Here's pip list of the working environment on Windows Subsystem for Linux (package list omitted for brevity)

paulpeyret-biophonia commented 1 month ago

Hi @louisfh ! I have the same issue here and maybe some ideas to fix it:

Configuration and error description

My configuration is the following : OS: windows 11 IDE: VSCode OPSO version : 0.10.1 wandb version : 0.13.11

The error is happening while running model.train() function 'C:\Users\MyUsername\AppData\Local\Temp\tmph8mf5v6o\Samples / training samples.table.json'

The error happen in file at line 842: when calling wandb_session.log()

Steps to reproduce

I managed to reproduce the bug in a notebook by calling the following lines after creating a model and a dataset :

from opensoundscape import AudioFileDataset
from opensoundscape.logging import wandb_table
afd=AudioFileDataset(train_df, model.preprocessor, bypass_augmentations=False)
wandb_session.log({"Samples / training samples":table})

Causes and fix

It seems like the space before the "/" in the dictionary keys provided are causing the error on windows OS. I deleted all spaces before "/" and it solved the issue.
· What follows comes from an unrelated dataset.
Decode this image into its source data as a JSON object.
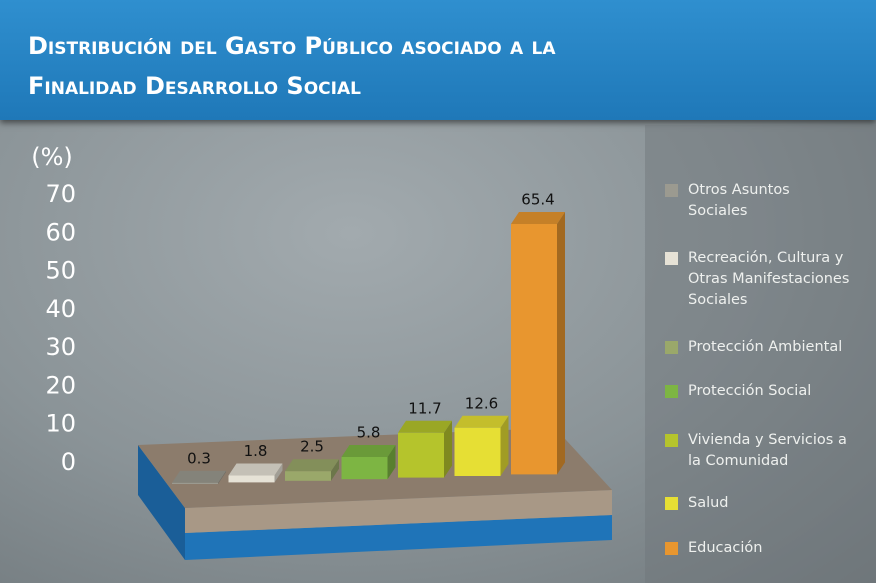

"Samples / training samples" becomes "Samples/training_samples" (line 844) "Samples / training samples no aug" becomes "Samples/ training samples no aug" (line 850) and "Samples / validation samples" becomes "Samples/ validation samples" (line 856)

I can see this have been patched in branch patch_wandb_windows. Just sharing what i found, hopefully this could help making it cross platform. 😊


sammlapp commented 1 month ago

Thanks for looking into this and sharing your findings! This is helpful, as we weren't sure if the "/" character was involved in the bug or not

sammlapp commented 1 month ago

@paulpeyret-biophonia since I don't have a windows machine to test on, I'd be curious if the branch patch_wandb_windows works for you, and successfully logs tables of samples to wandb

sammlapp commented 1 month ago

the patch_wandb_windows branch isn't working. Weirdly, the syntax

{"Samples":{"training_samples": table}}

is breaking, instead of creating a section Samples and a table inside it, it creates a blank table in the Tables section.

We can just stop using nested tables and instead log tables to the default Tables section.